My Dear Killer is the latest in a line of idiosyncratic and unusual musicians on the Italian Boring Machines label, with a solo album The Electric Dragon Of Venus (BM047LP). Like label mate Rella The Woodcutter, this singer-songwriter wields a jet black acoustic guitar which he strums in plangent fashion, his stark and clipped chords ringing out across a metaphysical void. On top of this spare framework, he adds his cryptic lyrics filled with many poignant symbols of alienation, disconnectedness, and melancholy.

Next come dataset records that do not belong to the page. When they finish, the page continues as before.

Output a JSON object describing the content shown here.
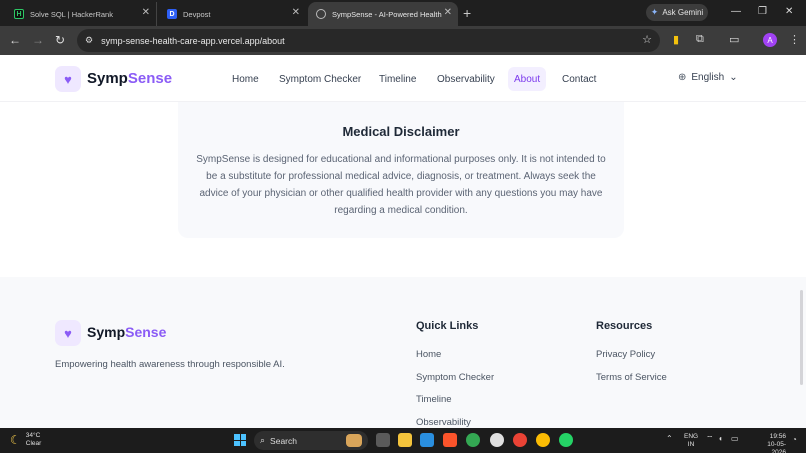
{
  "browser": {
    "tabs": [
      {
        "label": "Solve SQL | HackerRank",
        "favicon": "hackerrank-icon"
      },
      {
        "label": "Devpost",
        "favicon": "devpost-icon"
      },
      {
        "label": "SympSense - AI-Powered Healthcare",
        "favicon": "globe-icon"
      }
    ],
    "ask_gemini": "Ask Gemini",
    "url": "symp-sense-health-care-app.vercel.app/about"
  },
  "site": {
    "brand_prefix": "Symp",
    "brand_suffix": "Sense",
    "nav": [
      "Home",
      "Symptom Checker",
      "Timeline",
      "Observability",
      "About",
      "Contact"
    ],
    "active_nav": "About",
    "language": "English"
  },
  "disclaimer": {
    "title": "Medical Disclaimer",
    "body": "SympSense is designed for educational and informational purposes only. It is not intended to be a substitute for professional medical advice, diagnosis, or treatment. Always seek the advice of your physician or other qualified health provider with any questions you may have regarding a medical condition."
  },
  "footer": {
    "tagline": "Empowering health awareness through responsible AI.",
    "quick_links_title": "Quick Links",
    "quick_links": [
      "Home",
      "Symptom Checker",
      "Timeline",
      "Observability"
    ],
    "resources_title": "Resources",
    "resources": [
      "Privacy Policy",
      "Terms of Service"
    ]
  },
  "taskbar": {
    "temperature": "34°C",
    "condition": "Clear",
    "search": "Search",
    "lang_line1": "ENG",
    "lang_line2": "IN",
    "time": "19:56",
    "date": "10-05-2026"
  },
  "colors": {
    "accent": "#8b5cf6",
    "accent_bg": "#f3efff",
    "chrome_dark": "#1f1f1f",
    "footer_bg": "#f8f9fb"
  }
}
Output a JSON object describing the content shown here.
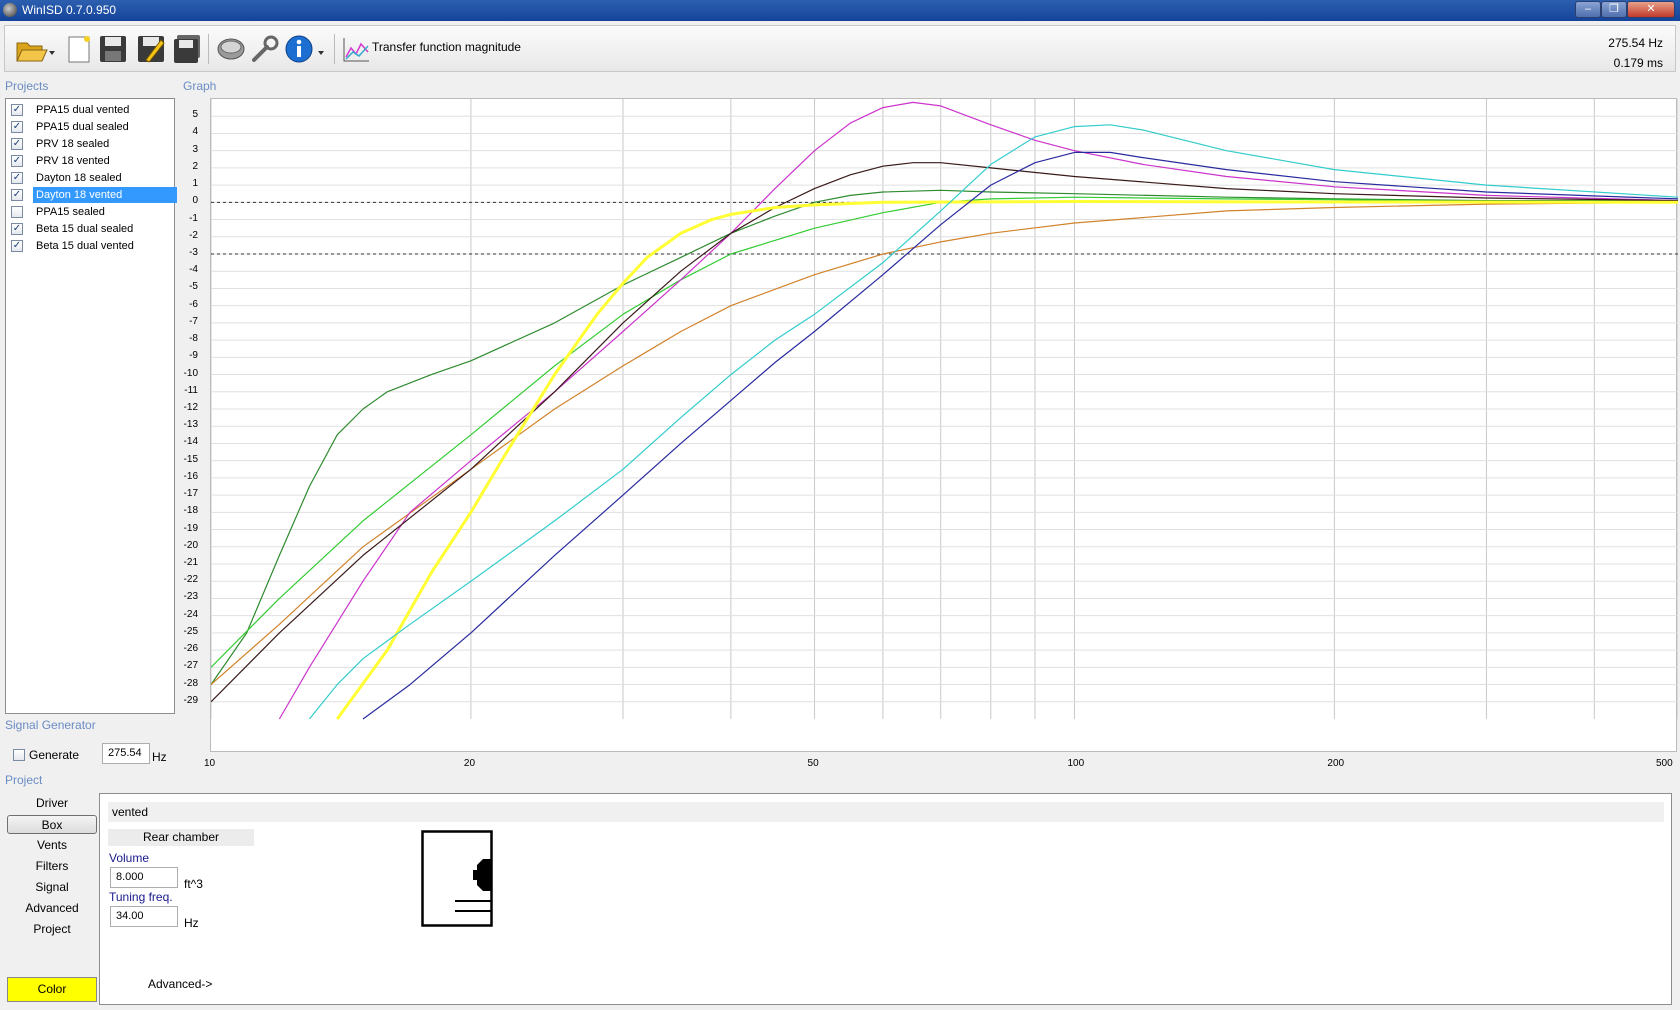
{
  "window": {
    "title": "WinISD 0.7.0.950"
  },
  "toolbar": {
    "graph_type_label": "Transfer function magnitude",
    "frequency": "275.54 Hz",
    "time": "0.179 ms",
    "icons": [
      "open-folder-icon",
      "new-document-icon",
      "save-icon",
      "save-as-icon",
      "save-all-icon",
      "driver-speaker-icon",
      "tools-wrench-icon",
      "info-icon",
      "graph-type-icon"
    ]
  },
  "projects": {
    "label": "Projects",
    "items": [
      {
        "name": "PPA15 dual vented",
        "checked": true,
        "color": "#808000"
      },
      {
        "name": "PPA15 dual sealed",
        "checked": true,
        "color": "#00c000"
      },
      {
        "name": "PRV 18 sealed",
        "checked": true,
        "color": "#d07020"
      },
      {
        "name": "PRV 18 vented",
        "checked": true,
        "color": "#cc00cc"
      },
      {
        "name": "Dayton 18 sealed",
        "checked": true,
        "color": "#3a1a1a"
      },
      {
        "name": "Dayton 18 vented",
        "checked": true,
        "selected": true,
        "color": "#ffff00"
      },
      {
        "name": "PPA15 sealed",
        "checked": false,
        "color": "#888888"
      },
      {
        "name": "Beta 15 dual sealed",
        "checked": true,
        "color": "#00cccc"
      },
      {
        "name": "Beta 15 dual vented",
        "checked": true,
        "color": "#1a1aa0"
      }
    ]
  },
  "graph": {
    "label": "Graph",
    "y_ticks": [
      "5",
      "4",
      "3",
      "2",
      "1",
      "0",
      "-1",
      "-2",
      "-3",
      "-4",
      "-5",
      "-6",
      "-7",
      "-8",
      "-9",
      "-10",
      "-11",
      "-12",
      "-13",
      "-14",
      "-15",
      "-16",
      "-17",
      "-18",
      "-19",
      "-20",
      "-21",
      "-22",
      "-23",
      "-24",
      "-25",
      "-26",
      "-27",
      "-28",
      "-29"
    ],
    "x_ticks": [
      "10",
      "20",
      "50",
      "100",
      "200",
      "500"
    ]
  },
  "chart_data": {
    "type": "line",
    "xscale": "log",
    "xlim": [
      10,
      500
    ],
    "ylim": [
      -30,
      6
    ],
    "x_ticks": [
      10,
      20,
      50,
      100,
      200,
      500
    ],
    "reference_lines": [
      0,
      -3
    ],
    "series": [
      {
        "name": "PPA15 dual vented",
        "color": "#2e8b2e",
        "points": [
          [
            10,
            -28
          ],
          [
            11,
            -25
          ],
          [
            12,
            -20.5
          ],
          [
            13,
            -16.5
          ],
          [
            14,
            -13.5
          ],
          [
            15,
            -12
          ],
          [
            16,
            -11
          ],
          [
            18,
            -10
          ],
          [
            20,
            -9.2
          ],
          [
            25,
            -7
          ],
          [
            30,
            -4.8
          ],
          [
            35,
            -3.2
          ],
          [
            40,
            -1.8
          ],
          [
            45,
            -0.8
          ],
          [
            50,
            0
          ],
          [
            55,
            0.4
          ],
          [
            60,
            0.6
          ],
          [
            70,
            0.7
          ],
          [
            80,
            0.6
          ],
          [
            100,
            0.5
          ],
          [
            150,
            0.3
          ],
          [
            200,
            0.2
          ],
          [
            300,
            0.1
          ],
          [
            500,
            0.1
          ]
        ]
      },
      {
        "name": "PPA15 dual sealed",
        "color": "#33cc33",
        "points": [
          [
            10,
            -27
          ],
          [
            12,
            -23
          ],
          [
            15,
            -18.5
          ],
          [
            20,
            -13.5
          ],
          [
            25,
            -9.5
          ],
          [
            30,
            -6.5
          ],
          [
            35,
            -4.5
          ],
          [
            40,
            -3
          ],
          [
            50,
            -1.5
          ],
          [
            60,
            -0.6
          ],
          [
            70,
            0
          ],
          [
            80,
            0.2
          ],
          [
            100,
            0.3
          ],
          [
            150,
            0.2
          ],
          [
            200,
            0.15
          ],
          [
            300,
            0.05
          ],
          [
            500,
            0
          ]
        ]
      },
      {
        "name": "PRV 18 sealed",
        "color": "#d2822a",
        "points": [
          [
            10,
            -28
          ],
          [
            12,
            -24.5
          ],
          [
            15,
            -20
          ],
          [
            20,
            -15.5
          ],
          [
            25,
            -12
          ],
          [
            30,
            -9.5
          ],
          [
            35,
            -7.5
          ],
          [
            40,
            -6
          ],
          [
            50,
            -4.2
          ],
          [
            60,
            -3
          ],
          [
            70,
            -2.3
          ],
          [
            80,
            -1.8
          ],
          [
            100,
            -1.2
          ],
          [
            150,
            -0.5
          ],
          [
            200,
            -0.3
          ],
          [
            300,
            -0.1
          ],
          [
            500,
            0
          ]
        ]
      },
      {
        "name": "PRV 18 vented",
        "color": "#cc33cc",
        "points": [
          [
            12,
            -30
          ],
          [
            13,
            -27
          ],
          [
            15,
            -22
          ],
          [
            17,
            -18
          ],
          [
            20,
            -15
          ],
          [
            25,
            -11
          ],
          [
            30,
            -7.5
          ],
          [
            35,
            -4.5
          ],
          [
            40,
            -1.8
          ],
          [
            45,
            0.8
          ],
          [
            50,
            3
          ],
          [
            55,
            4.6
          ],
          [
            60,
            5.5
          ],
          [
            65,
            5.8
          ],
          [
            70,
            5.6
          ],
          [
            80,
            4.5
          ],
          [
            90,
            3.6
          ],
          [
            100,
            3
          ],
          [
            120,
            2.2
          ],
          [
            150,
            1.5
          ],
          [
            200,
            0.9
          ],
          [
            300,
            0.4
          ],
          [
            500,
            0.1
          ]
        ]
      },
      {
        "name": "Dayton 18 sealed",
        "color": "#3a1a1a",
        "points": [
          [
            10,
            -29
          ],
          [
            12,
            -25
          ],
          [
            15,
            -20.5
          ],
          [
            20,
            -15.5
          ],
          [
            25,
            -11
          ],
          [
            30,
            -7
          ],
          [
            35,
            -4
          ],
          [
            40,
            -1.8
          ],
          [
            45,
            -0.3
          ],
          [
            50,
            0.8
          ],
          [
            55,
            1.6
          ],
          [
            60,
            2.1
          ],
          [
            65,
            2.3
          ],
          [
            70,
            2.3
          ],
          [
            80,
            2
          ],
          [
            100,
            1.5
          ],
          [
            150,
            0.8
          ],
          [
            200,
            0.5
          ],
          [
            300,
            0.25
          ],
          [
            500,
            0.1
          ]
        ]
      },
      {
        "name": "Dayton 18 vented",
        "color": "#ffff33",
        "points": [
          [
            14,
            -30
          ],
          [
            16,
            -26
          ],
          [
            18,
            -21.5
          ],
          [
            20,
            -18
          ],
          [
            22,
            -14.5
          ],
          [
            25,
            -10
          ],
          [
            28,
            -6.5
          ],
          [
            30,
            -4.7
          ],
          [
            32,
            -3.2
          ],
          [
            35,
            -1.8
          ],
          [
            38,
            -1
          ],
          [
            40,
            -0.7
          ],
          [
            45,
            -0.3
          ],
          [
            50,
            -0.15
          ],
          [
            60,
            0
          ],
          [
            100,
            0.05
          ],
          [
            200,
            0.02
          ],
          [
            500,
            0
          ]
        ]
      },
      {
        "name": "Beta 15 dual sealed",
        "color": "#33cccc",
        "points": [
          [
            13,
            -30
          ],
          [
            14,
            -28
          ],
          [
            15,
            -26.5
          ],
          [
            17,
            -24.5
          ],
          [
            20,
            -22
          ],
          [
            25,
            -18.5
          ],
          [
            30,
            -15.5
          ],
          [
            35,
            -12.5
          ],
          [
            40,
            -10
          ],
          [
            45,
            -8
          ],
          [
            50,
            -6.5
          ],
          [
            60,
            -3.5
          ],
          [
            70,
            -0.5
          ],
          [
            80,
            2.2
          ],
          [
            90,
            3.8
          ],
          [
            100,
            4.4
          ],
          [
            110,
            4.5
          ],
          [
            120,
            4.2
          ],
          [
            150,
            3
          ],
          [
            200,
            1.9
          ],
          [
            300,
            1
          ],
          [
            500,
            0.3
          ]
        ]
      },
      {
        "name": "Beta 15 dual vented",
        "color": "#2a2aa0",
        "points": [
          [
            15,
            -30
          ],
          [
            17,
            -28
          ],
          [
            20,
            -25
          ],
          [
            25,
            -20.5
          ],
          [
            30,
            -17
          ],
          [
            35,
            -14
          ],
          [
            40,
            -11.5
          ],
          [
            45,
            -9.3
          ],
          [
            50,
            -7.5
          ],
          [
            60,
            -4.2
          ],
          [
            70,
            -1.3
          ],
          [
            80,
            1
          ],
          [
            90,
            2.3
          ],
          [
            100,
            2.9
          ],
          [
            110,
            2.9
          ],
          [
            120,
            2.6
          ],
          [
            150,
            1.9
          ],
          [
            200,
            1.2
          ],
          [
            300,
            0.6
          ],
          [
            500,
            0.2
          ]
        ]
      }
    ]
  },
  "signal_generator": {
    "label": "Signal Generator",
    "generate_label": "Generate",
    "frequency_value": "275.54",
    "unit": "Hz"
  },
  "project_section": {
    "label": "Project",
    "nav": [
      "Driver",
      "Box",
      "Vents",
      "Filters",
      "Signal",
      "Advanced",
      "Project"
    ],
    "active_nav": "Box",
    "color_button": "Color",
    "color_value": "#ffff00"
  },
  "box_panel": {
    "box_type": "vented",
    "chamber_label": "Rear chamber",
    "volume_label": "Volume",
    "volume_value": "8.000",
    "volume_unit": "ft^3",
    "tuning_label": "Tuning freq.",
    "tuning_value": "34.00",
    "tuning_unit": "Hz",
    "advanced_link": "Advanced->"
  }
}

To make the listening experience even more craggy to your ears, there’s the decidedly odd singing voice; My Dear Killer is so apparently choked up with nameless emotions that he can barely complete a phrase, and the lines judder out of his tremulous throat in a deliciously broken fashion. Even though the lyrics are English, this intense affectation makes the words quite hard to understand. In short, this ghostly update on the acoustic Syd Barrett performs as though the recording studio were a prison cell, a confessional where he can disclose his most intimate thoughts in his inimitable halting fashion. I’m touched to learn that his previous LP – released many years ago in 2006 – was called Clinical Shyness, perhaps a diagnosis of the artist’s borderline personality disorder. To further crystallise the strangeness of this album, there are bouts of electric guitar (often scuzzed up with distortion and feedback) thrown in as occasional non-accompaniments to some of the songs, by which I mean these guitar lines bear no relation whatsoever to the metre, tone or mood of the song, and feel more like unwelcome mental apparitions, storm clouds on the mental horizon of the troubled singer. Then there are snippets of sound effects and field recordings which bookend most of the tracks; the sound of innocent children playing in the street has rarely seemed so forlorn and tragic. My Dear Killer’s sound is very much an acquired taste, but there’s no denying the sincerity of this album, nor the depth of his hurt. From February 2013.